Quarterbacks playing against the Lions' Cover 1 defense have all the time in the world to progress through their reads. Over Patricia's three seasons, the average time to throw against them is 2.98 seconds, 2.99 seconds and 2.82 seconds.
Let’s look at some other coaches running the same man coverage set up. The 2018 Kansas City Chiefs and Tennessee Titans were just behind the Lions and Patriots in man coverage use that season — opposing teams' average time to throw was 2.61 seconds and 2.74 seconds, respectively. The Dolphins are at 2.77 seconds and 2.78 seconds in the two seasons under Brian Flores. Houston is at 2.51 seconds, 2.85 seconds and 2.73 seconds under former Patriot man Bill O’Brien until recently.
A defense just cannot allow a quarterback to hold on to the ball for almost three seconds and expect its man coverage players to hold up. In 2020, the average time to throw against Cover 1 across the league is 2.65 seconds.
This is also where we start to distinguish between two different types of Cover 1. With a blitz of five or more defenders, the coverage means none of the man players have help over the low middle of the field but still have safety help deep. A four-man rush allows for a low-hole or rat defender to pick up and replace any crossing routes or slants in the underneath middle of the field. While in both coverages there is a deep, centerfield free safety and everyone else is playing man coverage, the techniques are different. The Lions — and you already knew this — were bad at both types. No matter what they did, they couldn't get to the quarterback.
Let’s start with Cover 1 and four or fewer defenders rushing the quarterback. There have been 72 instances since 2018 where a team played at least 50 snaps of this in a season. The Lions rank 46th, 54th and 65th in expected points allowed per play among them. The Patriots have the first-, fifth- and 67th-ranked teams, but that’s neither here nor there. When looking at the pass rush for this coverage, we want to use the pass-rush “wins” stat. These plays are usually going to be straight rushes from the defensive line, so we need to see which defenders are winning their battles against the offensive line. Yet, the Lions ranked 23rd in win percentage in 2018, 27th in 2019 and 20th this year.

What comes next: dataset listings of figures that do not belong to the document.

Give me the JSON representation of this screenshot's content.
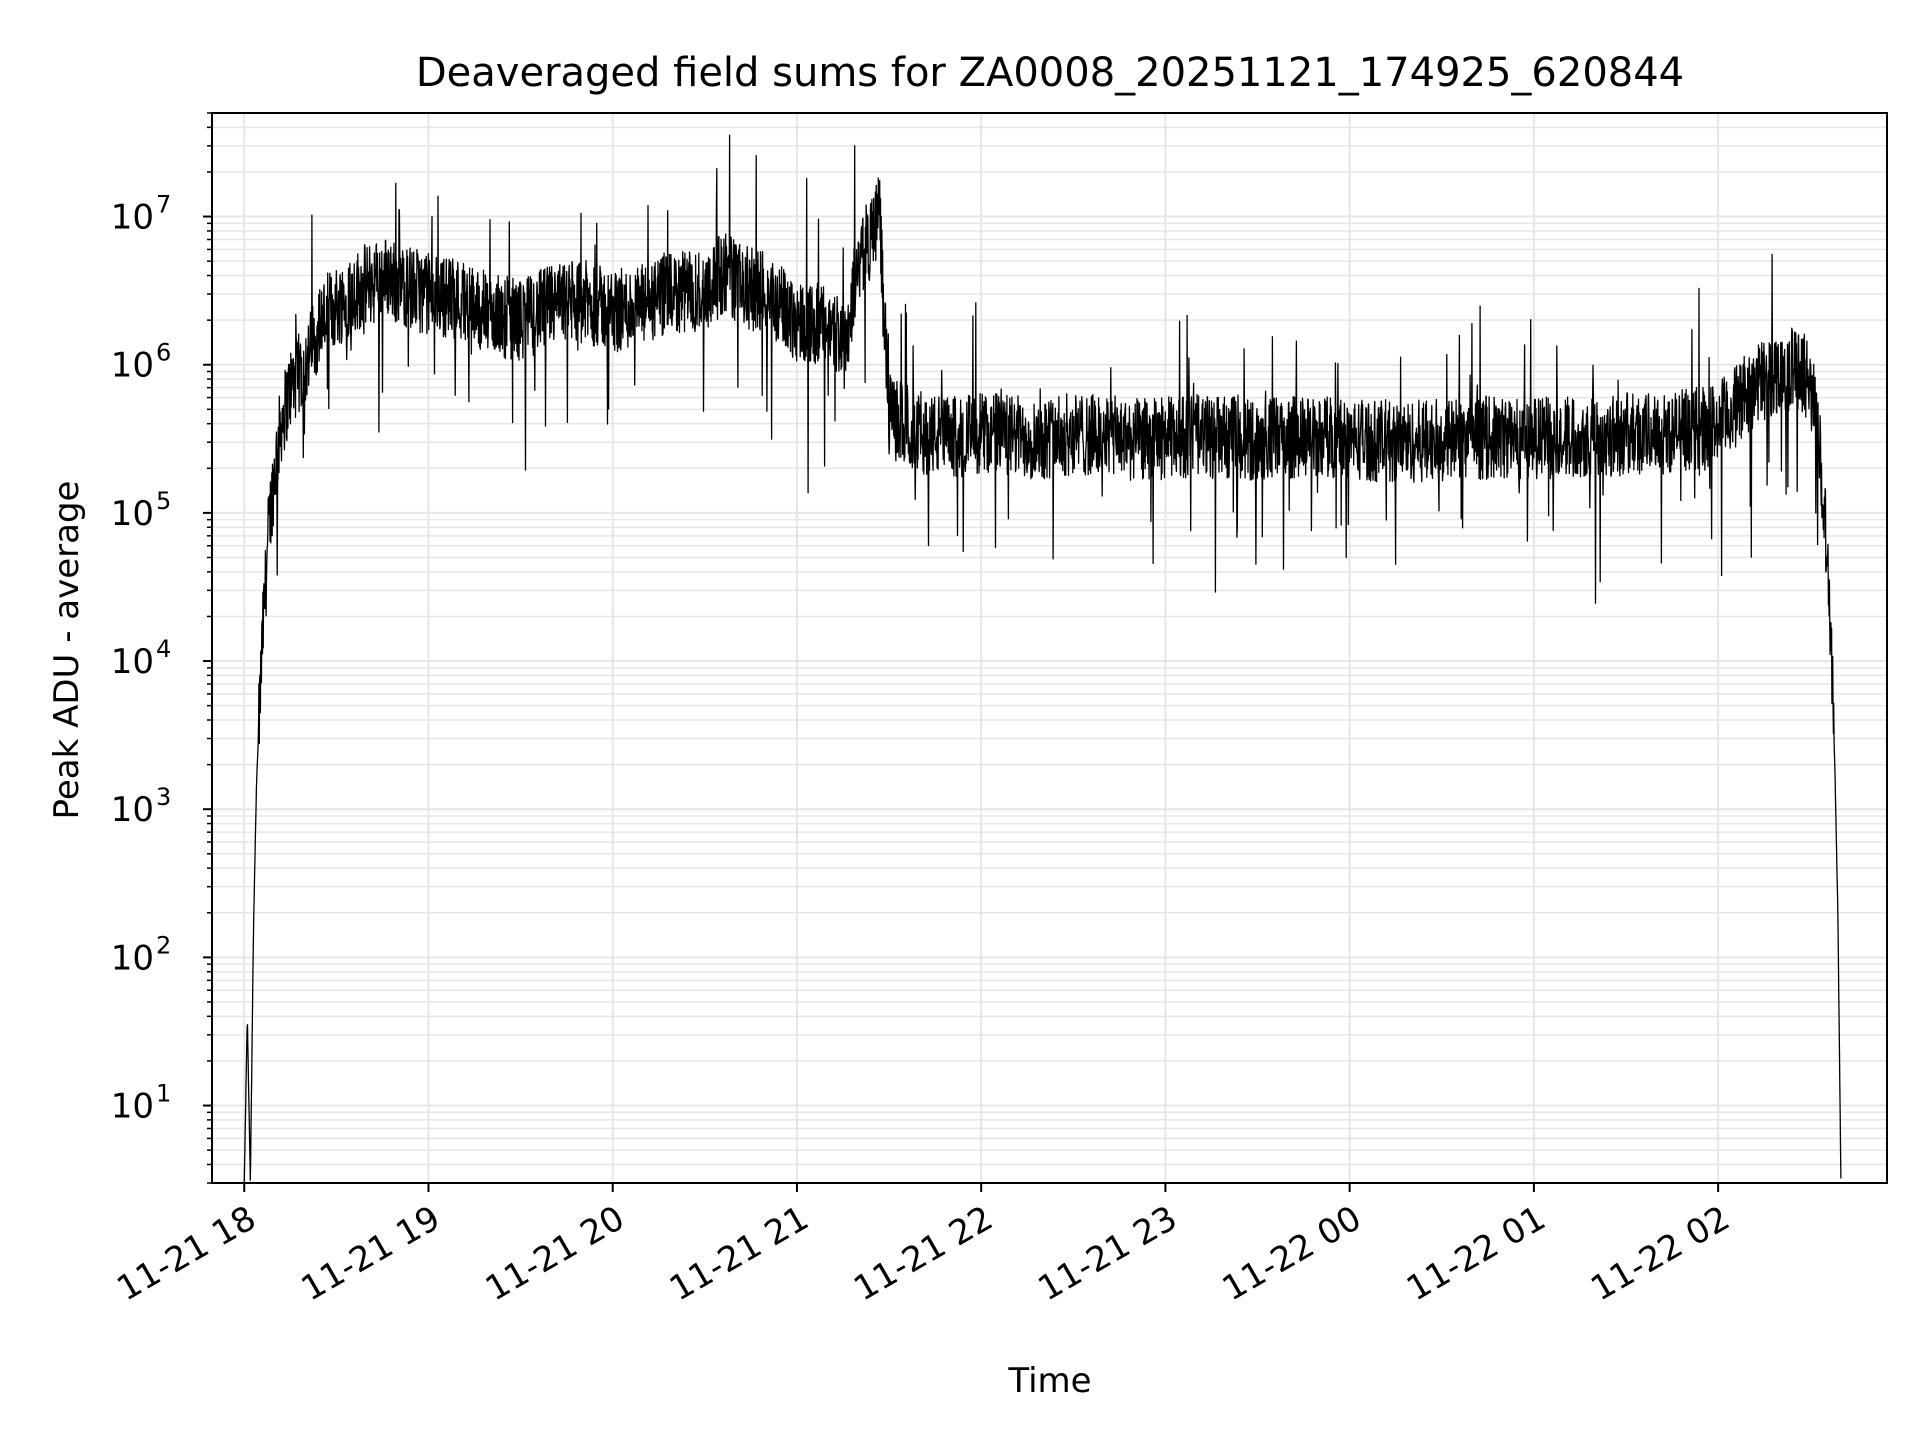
{
  "chart_data": {
    "type": "line",
    "title": "Deaveraged field sums for ZA0008_20251121_174925_620844",
    "xlabel": "Time",
    "ylabel": "Peak ADU - average",
    "yscale": "log",
    "ylim": [
      3,
      50000000
    ],
    "xlim": [
      "2025-11-21T17:49:30",
      "2025-11-22T02:55:00"
    ],
    "grid": true,
    "line_color": "#000000",
    "grid_color": "#e6e6e6",
    "x_ticks": [
      {
        "value": "2025-11-21T18:00:00",
        "label": "11-21 18"
      },
      {
        "value": "2025-11-21T19:00:00",
        "label": "11-21 19"
      },
      {
        "value": "2025-11-21T20:00:00",
        "label": "11-21 20"
      },
      {
        "value": "2025-11-21T21:00:00",
        "label": "11-21 21"
      },
      {
        "value": "2025-11-21T22:00:00",
        "label": "11-21 22"
      },
      {
        "value": "2025-11-21T23:00:00",
        "label": "11-21 23"
      },
      {
        "value": "2025-11-22T00:00:00",
        "label": "11-22 00"
      },
      {
        "value": "2025-11-22T01:00:00",
        "label": "11-22 01"
      },
      {
        "value": "2025-11-22T02:00:00",
        "label": "11-22 02"
      }
    ],
    "y_ticks": [
      {
        "value": 10,
        "base": "10",
        "exp": "1"
      },
      {
        "value": 100,
        "base": "10",
        "exp": "2"
      },
      {
        "value": 1000,
        "base": "10",
        "exp": "3"
      },
      {
        "value": 10000,
        "base": "10",
        "exp": "4"
      },
      {
        "value": 100000,
        "base": "10",
        "exp": "5"
      },
      {
        "value": 1000000,
        "base": "10",
        "exp": "6"
      },
      {
        "value": 10000000,
        "base": "10",
        "exp": "7"
      }
    ],
    "series": [
      {
        "x": [
          "2025-11-21T18:00:00",
          "2025-11-21T18:01:00",
          "2025-11-21T18:02:00",
          "2025-11-21T18:03:00",
          "2025-11-21T18:04:00",
          "2025-11-21T18:06:00",
          "2025-11-21T18:08:00",
          "2025-11-21T18:10:00",
          "2025-11-21T18:12:00",
          "2025-11-21T18:15:00",
          "2025-11-21T18:20:00",
          "2025-11-21T18:25:00",
          "2025-11-21T18:30:00",
          "2025-11-21T18:35:00",
          "2025-11-21T18:40:00",
          "2025-11-21T18:45:00",
          "2025-11-21T18:47:00",
          "2025-11-21T18:50:00",
          "2025-11-21T19:00:00",
          "2025-11-21T19:10:00",
          "2025-11-21T19:20:00",
          "2025-11-21T19:30:00",
          "2025-11-21T19:40:00",
          "2025-11-21T19:50:00",
          "2025-11-21T20:00:00",
          "2025-11-21T20:10:00",
          "2025-11-21T20:20:00",
          "2025-11-21T20:30:00",
          "2025-11-21T20:38:00",
          "2025-11-21T20:40:00",
          "2025-11-21T20:50:00",
          "2025-11-21T21:00:00",
          "2025-11-21T21:10:00",
          "2025-11-21T21:16:00",
          "2025-11-21T21:20:00",
          "2025-11-21T21:25:00",
          "2025-11-21T21:27:00",
          "2025-11-21T21:28:00",
          "2025-11-21T21:30:00",
          "2025-11-21T21:35:00",
          "2025-11-21T21:40:00",
          "2025-11-21T21:50:00",
          "2025-11-21T22:00:00",
          "2025-11-21T22:10:00",
          "2025-11-21T22:20:00",
          "2025-11-21T22:30:00",
          "2025-11-21T22:40:00",
          "2025-11-21T22:50:00",
          "2025-11-21T23:00:00",
          "2025-11-21T23:10:00",
          "2025-11-21T23:20:00",
          "2025-11-21T23:30:00",
          "2025-11-21T23:40:00",
          "2025-11-21T23:50:00",
          "2025-11-22T00:00:00",
          "2025-11-22T00:15:00",
          "2025-11-22T00:30:00",
          "2025-11-22T00:45:00",
          "2025-11-22T01:00:00",
          "2025-11-22T01:15:00",
          "2025-11-22T01:30:00",
          "2025-11-22T01:45:00",
          "2025-11-22T02:00:00",
          "2025-11-22T02:05:00",
          "2025-11-22T02:10:00",
          "2025-11-22T02:15:00",
          "2025-11-22T02:20:00",
          "2025-11-22T02:25:00",
          "2025-11-22T02:30:00",
          "2025-11-22T02:33:00",
          "2025-11-22T02:36:00",
          "2025-11-22T02:38:00",
          "2025-11-22T02:39:00",
          "2025-11-22T02:40:00"
        ],
        "y": [
          3,
          40,
          3,
          150,
          1500,
          15000,
          80000,
          200000,
          400000,
          700000,
          1000000,
          2000000,
          2500000,
          3000000,
          3500000,
          3800000,
          4000000,
          3500000,
          3000000,
          2800000,
          2200000,
          2000000,
          2500000,
          2700000,
          2300000,
          2500000,
          3000000,
          3200000,
          4500000,
          3500000,
          3000000,
          2000000,
          1800000,
          1500000,
          5000000,
          8000000,
          12000000,
          3000000,
          450000,
          400000,
          350000,
          320000,
          350000,
          330000,
          320000,
          340000,
          330000,
          310000,
          320000,
          330000,
          320000,
          310000,
          320000,
          330000,
          320000,
          300000,
          310000,
          320000,
          320000,
          330000,
          340000,
          350000,
          400000,
          500000,
          650000,
          800000,
          900000,
          950000,
          800000,
          300000,
          40000,
          2000,
          200,
          3
        ],
        "noise_dex": 0.28
      }
    ]
  }
}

That’s clearly bad, so let’s see how they do when they blitz and play man. There have been 92 instances since 2018 where a team played at least 25 snaps of this in a season. The Lions rank 77th, 82nd and 85th in expected points allowed per play among them. The Patriots rank third, 16th and 37th, but again, that’s neither here nor there.
We are going to look at pressure rate for this type of defense because with all the loops and stunting that come with a blitz, the goal is to try to get free rushers and not necessarily just beat the guy in front of you. The Lions ranked 13th in pressure rate in 2018, 18th in 2019 and 25th this season.
When a team can’t do the things it spends most of its time theorizing about and practicing every day at even a league-average level, something must change. But instead of waiting for Matt Patricia to change, the Lions' organization made a change themselves by removing him and general manager Bob Quinn ahead of a massive rebuild.